Se há coisa que está nos «genes» do português, que nenhum ultimato, ocupação, PEC, acordo ou pacto, impostos pelo Exterior, lhe tiram, é o seu eterno espírito de humor, que mesmo em situações de crises profundas, deriva, quando muito em humor negro.

Manuel Pinho

José Morgado Carvalho - «Terras entre Côa e Raia»Desde o «bardamerda» com que o Almirante Sem Medo brindou o cerco à Assembleia da Republica no Verão Quente de 1975, que pessoas com altas funções utilizam o vernáculo, à falta de argumentos mais nobres.

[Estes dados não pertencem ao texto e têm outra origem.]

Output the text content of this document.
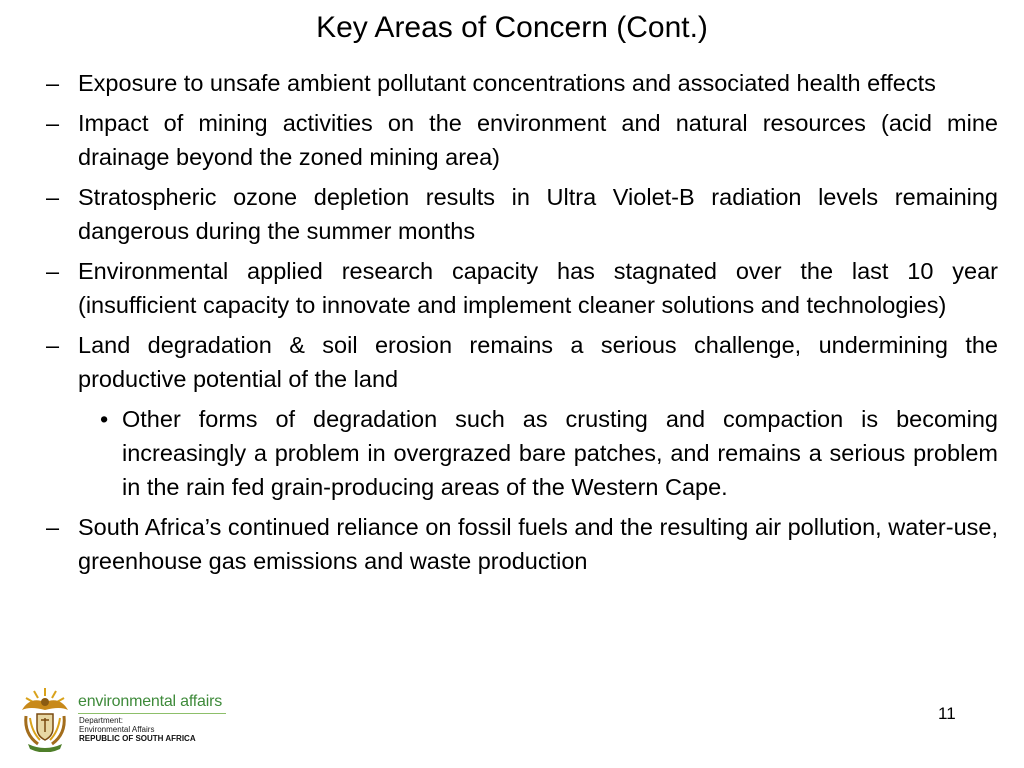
Key Areas of Concern (Cont.)
– Exposure to unsafe ambient pollutant concentrations and associated health effects
– Impact of mining activities on the environment and natural resources (acid mine drainage beyond the zoned mining area)
– Stratospheric ozone depletion results in Ultra Violet-B radiation levels remaining dangerous during the summer months
– Environmental applied research capacity has stagnated over the last 10 year (insufficient capacity to innovate and implement cleaner solutions and technologies)
– Land degradation & soil erosion remains a serious challenge, undermining the productive potential of the land
• Other forms of degradation such as crusting and compaction is becoming increasingly a problem in overgrazed bare patches, and remains a serious problem in the rain fed grain-producing areas of the Western Cape.
– South Africa’s continued reliance on fossil fuels and the resulting air pollution, water-use, greenhouse gas emissions and waste production
environmental affairs
Department:
Environmental Affairs
REPUBLIC OF SOUTH AFRICA
11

Os exemplos são muitos e os jornalistas não se coíbem de os publicitar e florear desde o feliz desaparecimento do «lápis azul».
A propósito deste ultimo incidente, relembram-se os seguintes mimos:
«– Olhe (Jerónimo de Sousa) vá à merda! Idiota! Mandrião! Vá trabalhar, que é aquilo que nunca fez na vida!» (Francisco de Sousa Tavares, no Parlamento em 1980).

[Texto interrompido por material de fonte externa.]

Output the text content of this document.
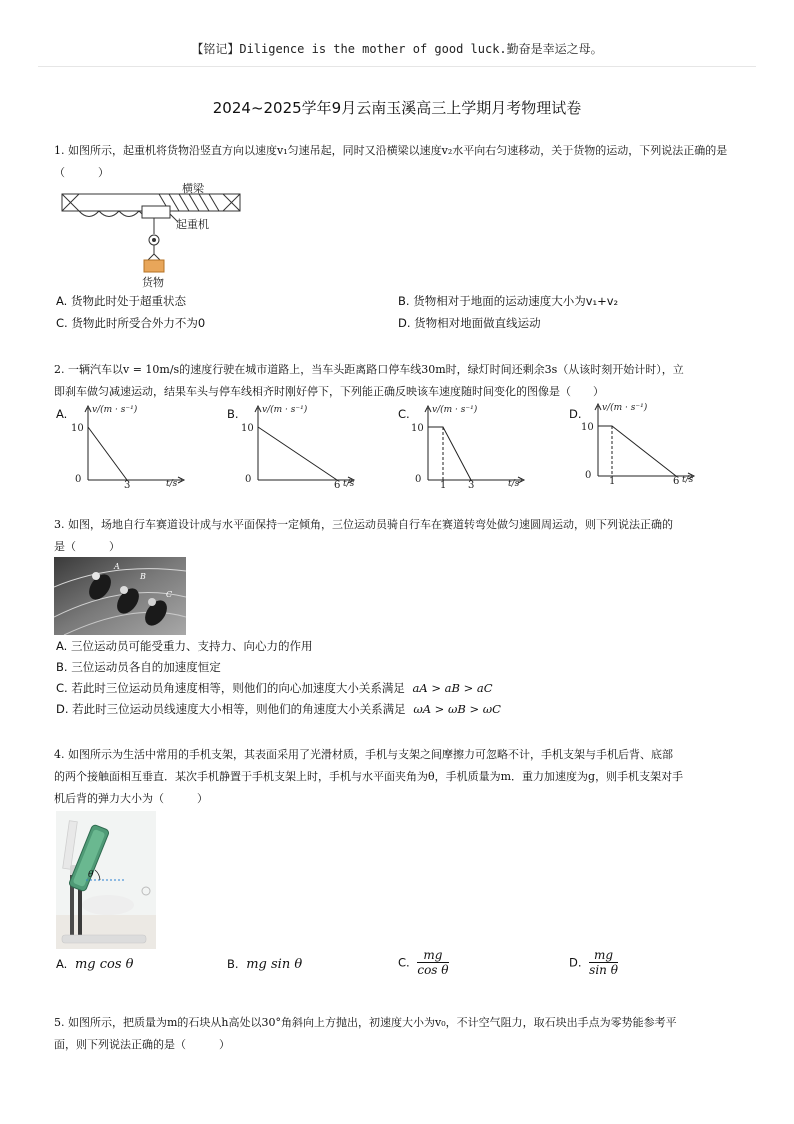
【铭记】Diligence is the mother of good luck.勤奋是幸运之母。
2024~2025学年9月云南玉溪高三上学期月考物理试卷
1. 如图所示，起重机将货物沿竖直方向以速度v₁匀速吊起，同时又沿横梁以速度v₂水平向右匀速移动，关于货物的运动，下列说法正确的是（　　　）
横梁
起重机
货物
A. 货物此时处于超重状态	B. 货物相对于地面的运动速度大小为v₁+v₂
C. 货物此时所受合外力不为0	D. 货物相对地面做直线运动
2. 一辆汽车以v = 10m/s的速度行驶在城市道路上，当车头距离路口停车线30m时，绿灯时间还剩余3s（从该时刻开始计时），立
即刹车做匀减速运动，结果车头与停车线相齐时刚好停下，下列能正确反映该车速度随时间变化的图像是（　　）
A.	v/(m · s⁻¹)
10
0
3	t/s
B.	v/(m · s⁻¹)
10
0
6 t/s
C. v/(m · s⁻¹)
10
0
1 3	t/s
D. v/(m · s⁻¹)
10
0
1	6 t/s
3. 如图，场地自行车赛道设计成与水平面保持一定倾角，三位运动员骑自行车在赛道转弯处做匀速圆周运动，则下列说法正确的
是（　　　）
A
B
C
A. 三位运动员可能受重力、支持力、向心力的作用
B. 三位运动员各自的加速度恒定
C. 若此时三位运动员角速度相等，则他们的向心加速度大小关系满足 aA > aB > aC
D. 若此时三位运动员线速度大小相等，则他们的角速度大小关系满足 ωA > ωB > ωC
4. 如图所示为生活中常用的手机支架，其表面采用了光滑材质，手机与支架之间摩擦力可忽略不计，手机支架与手机后背、底部
的两个接触面相互垂直．某次手机静置于手机支架上时，手机与水平面夹角为θ，手机质量为m．重力加速度为g，则手机支架对手
机后背的弹力大小为（　　　）
θ
A. mg cos θ	B. mg sin θ	C. $\frac{mg}{\text{cos θ}}$	D. $\frac{mg}{\text{sin θ}}$
5. 如图所示，把质量为m的石块从h高处以30°角斜向上方抛出，初速度大小为v₀，不计空气阻力，取石块出手点为零势能参考平
面，则下列说法正确的是（　　　）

«Sendo pai de um só rebento/ lógica é a conclusão/ de que o viril instrumento/ só usou parca ração-uma vez. E se a função faz o órgão/ consumada essa excepção/ ficou capado o morgado» (Natália Correia, ao deputado João Morgado do CDS em Abril de 1982).

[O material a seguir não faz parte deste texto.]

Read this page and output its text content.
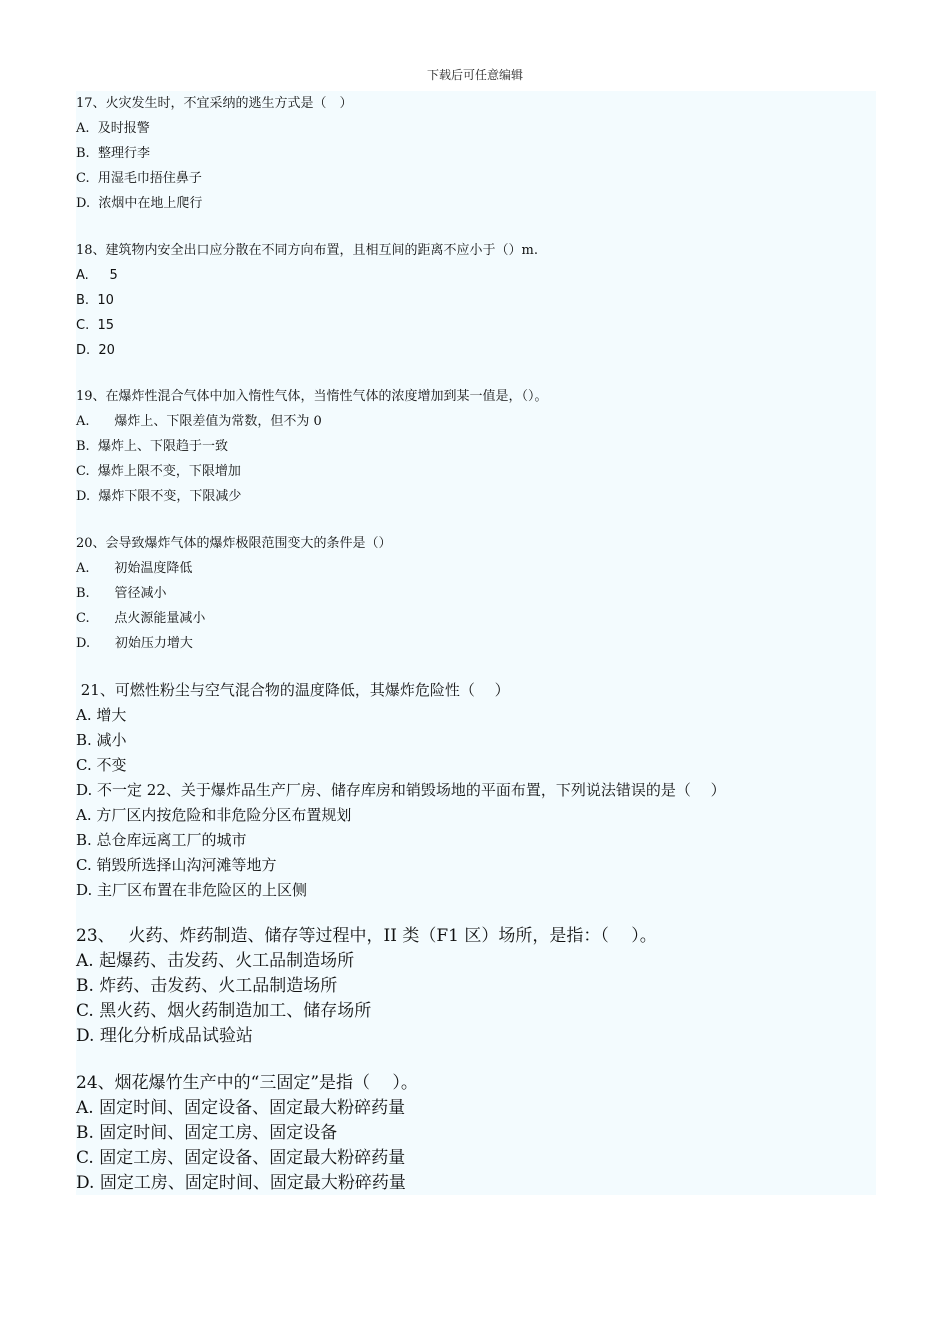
下载后可任意编辑
17、火灾发生时，不宜采纳的逃生方式是（　）
A.  及时报警
B.  整理行李
C.  用湿毛巾捂住鼻子
D.  浓烟中在地上爬行
18、建筑物内安全出口应分散在不同方向布置，且相互间的距离不应小于（）m.
A.     5
B.  10
C.  15
D.  20
19、在爆炸性混合气体中加入惰性气体，当惰性气体的浓度增加到某一值是，（）。
A.      爆炸上、下限差值为常数，但不为 0
B.  爆炸上、下限趋于一致
C.  爆炸上限不变，下限增加
D.  爆炸下限不变，下限减少
20、会导致爆炸气体的爆炸极限范围变大的条件是（）
A.      初始温度降低
B.      管径减小
C.      点火源能量减小
D.      初始压力增大
21、可燃性粉尘与空气混合物的温度降低，其爆炸危险性（　 ）
A. 增大
B. 减小
C. 不变
D. 不一定 22、关于爆炸品生产厂房、储存库房和销毁场地的平面布置，下列说法错误的是（　 ）
A. 方厂区内按危险和非危险分区布置规划
B. 总仓库远离工厂的城市
C. 销毁所选择山沟河滩等地方
D. 主厂区布置在非危险区的上区侧
23、　 火药、炸药制造、储存等过程中，II 类（F1 区）场所，是指：（　 ）。
A. 起爆药、击发药、火工品制造场所
B. 炸药、击发药、火工品制造场所
C. 黑火药、烟火药制造加工、储存场所
D. 理化分析成品试验站
24、烟花爆竹生产中的“三固定”是指（　 ）。
A. 固定时间、固定设备、固定最大粉碎药量
B. 固定时间、固定工房、固定设备
C. 固定工房、固定设备、固定最大粉碎药量
D. 固定工房、固定时间、固定最大粉碎药量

«Mas julgo que nesse domínio, não fiz mais que cumprir o Regimento, cujo artigo 69… curioso número! (…) Com toda a franqueza, não sei do que é que se estão a rir, não sei se é preciso, mandar evacuar o hemiciclo.» (Mota Amaral em Julho de 2002).
«V.ª Ex.ª é uma pessoa honesta e vai esclarecer já a insinuação ou V.ª Ex.ª não passa de um vulgar canalha.» (Jaime Gama para Guilherme Silva, no parlamento).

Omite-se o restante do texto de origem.